It doesn’t help that a series of legislative champions that have advocated in favor of environmental issues have opted to not return to the legislature. Splitt rattles off a list of formerly reliable environmental champions that are no longer holding state office: “Jackie Dingfelder, Jules Kopel-Bailey, Ben Cannon, Jefferson Smith, Ben Unger. These and others have all left the legislature in the past couple of years. We can only hope that their replacements will continue to prioritize environmental issues.”
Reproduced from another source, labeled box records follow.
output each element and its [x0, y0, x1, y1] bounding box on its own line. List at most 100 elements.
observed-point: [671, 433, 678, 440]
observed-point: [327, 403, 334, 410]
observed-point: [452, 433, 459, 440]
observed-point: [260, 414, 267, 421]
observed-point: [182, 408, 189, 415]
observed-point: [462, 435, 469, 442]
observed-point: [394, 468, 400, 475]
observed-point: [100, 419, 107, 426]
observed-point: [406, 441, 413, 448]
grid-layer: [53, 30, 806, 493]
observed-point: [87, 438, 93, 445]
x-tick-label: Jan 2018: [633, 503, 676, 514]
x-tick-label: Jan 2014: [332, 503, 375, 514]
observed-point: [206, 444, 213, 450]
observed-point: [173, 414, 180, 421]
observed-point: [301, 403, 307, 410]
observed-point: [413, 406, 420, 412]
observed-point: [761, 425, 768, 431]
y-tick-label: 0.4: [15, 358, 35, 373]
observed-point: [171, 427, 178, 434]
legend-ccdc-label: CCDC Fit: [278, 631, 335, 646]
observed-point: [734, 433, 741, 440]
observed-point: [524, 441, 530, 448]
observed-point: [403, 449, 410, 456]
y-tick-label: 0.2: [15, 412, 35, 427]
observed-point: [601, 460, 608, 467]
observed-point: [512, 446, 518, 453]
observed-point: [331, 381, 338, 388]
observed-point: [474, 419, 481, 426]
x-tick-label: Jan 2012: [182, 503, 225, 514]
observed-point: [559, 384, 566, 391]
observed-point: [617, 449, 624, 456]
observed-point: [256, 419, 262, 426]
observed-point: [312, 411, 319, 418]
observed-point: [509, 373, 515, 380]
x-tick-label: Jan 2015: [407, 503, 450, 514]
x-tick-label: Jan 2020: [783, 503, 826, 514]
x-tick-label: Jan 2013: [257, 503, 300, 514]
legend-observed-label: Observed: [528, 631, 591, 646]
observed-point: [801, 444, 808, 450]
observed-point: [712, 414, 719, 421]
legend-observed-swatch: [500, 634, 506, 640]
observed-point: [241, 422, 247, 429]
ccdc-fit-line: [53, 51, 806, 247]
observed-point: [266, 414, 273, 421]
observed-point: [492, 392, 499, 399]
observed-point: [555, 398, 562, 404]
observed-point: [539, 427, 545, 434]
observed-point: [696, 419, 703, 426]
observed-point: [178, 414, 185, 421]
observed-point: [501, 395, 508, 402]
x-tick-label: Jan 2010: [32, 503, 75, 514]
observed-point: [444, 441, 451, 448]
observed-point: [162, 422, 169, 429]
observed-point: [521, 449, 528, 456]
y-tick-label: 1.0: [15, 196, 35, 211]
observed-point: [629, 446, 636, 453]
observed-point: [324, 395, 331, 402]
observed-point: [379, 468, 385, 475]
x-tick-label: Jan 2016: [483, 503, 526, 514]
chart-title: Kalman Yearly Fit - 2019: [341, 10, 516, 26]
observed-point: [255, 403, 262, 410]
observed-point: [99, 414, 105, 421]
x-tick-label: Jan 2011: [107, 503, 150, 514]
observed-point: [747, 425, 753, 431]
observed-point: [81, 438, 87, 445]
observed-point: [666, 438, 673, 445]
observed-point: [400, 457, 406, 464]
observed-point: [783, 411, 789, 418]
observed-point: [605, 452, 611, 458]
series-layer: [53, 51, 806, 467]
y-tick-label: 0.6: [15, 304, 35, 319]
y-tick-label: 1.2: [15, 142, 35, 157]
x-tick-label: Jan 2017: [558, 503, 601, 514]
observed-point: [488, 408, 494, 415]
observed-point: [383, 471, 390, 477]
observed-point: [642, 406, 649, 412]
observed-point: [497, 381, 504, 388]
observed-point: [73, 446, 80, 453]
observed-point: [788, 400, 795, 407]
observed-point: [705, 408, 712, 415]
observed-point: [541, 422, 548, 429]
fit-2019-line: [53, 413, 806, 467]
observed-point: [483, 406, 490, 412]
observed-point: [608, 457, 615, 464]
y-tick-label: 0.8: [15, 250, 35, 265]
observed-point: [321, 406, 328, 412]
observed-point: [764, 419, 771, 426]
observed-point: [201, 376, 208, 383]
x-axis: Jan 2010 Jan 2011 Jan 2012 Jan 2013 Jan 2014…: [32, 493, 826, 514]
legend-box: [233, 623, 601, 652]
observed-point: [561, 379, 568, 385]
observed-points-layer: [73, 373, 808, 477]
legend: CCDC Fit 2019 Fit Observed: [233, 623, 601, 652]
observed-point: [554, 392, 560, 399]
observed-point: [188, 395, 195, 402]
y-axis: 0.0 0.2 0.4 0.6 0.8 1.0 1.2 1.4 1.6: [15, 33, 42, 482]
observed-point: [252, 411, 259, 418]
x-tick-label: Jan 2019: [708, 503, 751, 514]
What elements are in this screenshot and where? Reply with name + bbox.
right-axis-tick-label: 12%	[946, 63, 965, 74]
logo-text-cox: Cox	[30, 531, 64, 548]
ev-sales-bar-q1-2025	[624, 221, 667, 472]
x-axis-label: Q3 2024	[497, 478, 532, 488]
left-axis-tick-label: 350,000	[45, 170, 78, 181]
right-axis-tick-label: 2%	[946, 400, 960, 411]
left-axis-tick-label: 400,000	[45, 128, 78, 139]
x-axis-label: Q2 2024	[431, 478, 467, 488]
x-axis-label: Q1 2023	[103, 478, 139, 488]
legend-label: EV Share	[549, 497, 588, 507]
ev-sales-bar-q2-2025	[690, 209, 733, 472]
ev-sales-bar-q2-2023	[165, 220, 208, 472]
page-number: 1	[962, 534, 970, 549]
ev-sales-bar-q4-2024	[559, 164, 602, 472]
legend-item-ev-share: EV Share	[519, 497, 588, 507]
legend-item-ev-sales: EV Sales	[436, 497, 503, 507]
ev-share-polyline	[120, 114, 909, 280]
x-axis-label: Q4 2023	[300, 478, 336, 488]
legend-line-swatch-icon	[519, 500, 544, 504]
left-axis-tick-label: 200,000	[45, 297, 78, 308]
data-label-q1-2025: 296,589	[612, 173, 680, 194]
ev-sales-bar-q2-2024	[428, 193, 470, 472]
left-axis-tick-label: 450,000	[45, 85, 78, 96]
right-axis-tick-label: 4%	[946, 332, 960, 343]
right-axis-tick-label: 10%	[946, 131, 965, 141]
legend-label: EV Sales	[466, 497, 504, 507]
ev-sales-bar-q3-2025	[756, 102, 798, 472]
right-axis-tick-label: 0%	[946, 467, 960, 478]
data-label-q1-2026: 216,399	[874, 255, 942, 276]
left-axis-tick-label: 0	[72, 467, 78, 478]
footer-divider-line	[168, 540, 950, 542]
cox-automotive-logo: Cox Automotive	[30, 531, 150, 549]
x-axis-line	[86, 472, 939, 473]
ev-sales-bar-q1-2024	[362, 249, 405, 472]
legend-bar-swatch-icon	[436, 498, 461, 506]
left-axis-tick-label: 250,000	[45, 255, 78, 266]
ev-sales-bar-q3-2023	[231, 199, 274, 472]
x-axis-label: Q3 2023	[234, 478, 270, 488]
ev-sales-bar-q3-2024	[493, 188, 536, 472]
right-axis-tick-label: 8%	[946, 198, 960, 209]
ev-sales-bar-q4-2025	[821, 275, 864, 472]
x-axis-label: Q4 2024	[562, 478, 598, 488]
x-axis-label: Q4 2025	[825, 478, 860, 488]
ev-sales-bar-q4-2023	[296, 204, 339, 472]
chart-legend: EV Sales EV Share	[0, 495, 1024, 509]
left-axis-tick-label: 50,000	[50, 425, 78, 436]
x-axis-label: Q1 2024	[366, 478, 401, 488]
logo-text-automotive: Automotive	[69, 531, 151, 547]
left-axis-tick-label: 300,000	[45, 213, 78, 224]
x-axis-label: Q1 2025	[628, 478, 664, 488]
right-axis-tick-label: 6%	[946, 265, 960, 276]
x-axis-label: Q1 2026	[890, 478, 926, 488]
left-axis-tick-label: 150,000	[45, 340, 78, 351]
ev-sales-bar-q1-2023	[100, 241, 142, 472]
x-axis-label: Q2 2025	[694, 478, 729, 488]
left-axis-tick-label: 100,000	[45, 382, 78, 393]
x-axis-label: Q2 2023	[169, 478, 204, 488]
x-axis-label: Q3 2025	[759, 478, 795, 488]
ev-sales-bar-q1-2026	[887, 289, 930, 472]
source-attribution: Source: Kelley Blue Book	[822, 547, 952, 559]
The Stakes for Environment and Climate in Oregon's 2014 Election

In hopes of getting past the stalemate in the Oregon Senate to pass environmental-friendly legislation in 2015, a couple of current Republican-owned seats will need to be flipped in favor of the Democratic challenger. And the OLCV has been actively endorsing candidates which they feel have a very good chance at winning competitive districts. In the Senate’s 26th district—an expansive district that stretches from eastern Multnomah County to Hood River—OLCV has endorsed Rob Bruce, a small business consultant based out of Sandy with previous experience in helping pass state legislation that benefits small businesses and minority contractors. Jamie Damon, a former Clackamas County commissioner running to represent Senate District 20—a largely rural district in Clackamas County—has received a nod from the OLCV in her past campaigns for Clackamas County commission due to her support for forest management, school funding, and infrastructure investment. If either of these two candidates are able to take their legislative seat this fall, the ability to pass environmental-friendly legislation dramatically improves. {For a list of all the endorsements passed by the OLCV in contested Senate—and House-- races, click here.)

If you are an evidence-based voter who cares strongly about the environment and are tired of the legislative inactivity that fails to mirror the emerging consensus about climate change, there is plenty of time to get involved and influence the outcome of the 2014 elections. “Feel free to talk to the candidates, express your concerns on these issues,” Splitt suggests. “All voters say they want improved health care, education, jobs. But guess what? These all rely on having a healthy environment!”

“Legislators want to do the right thing, regardless of the party—sometimes they just need the cover given to them by voters to do the right thing!”

Edit: to clarify the current voting split in the state Senate, preventing passage of environmental bills. Edit: to more accurately reflect Jamie Damon's current status regardning an endorsement from the OLCV.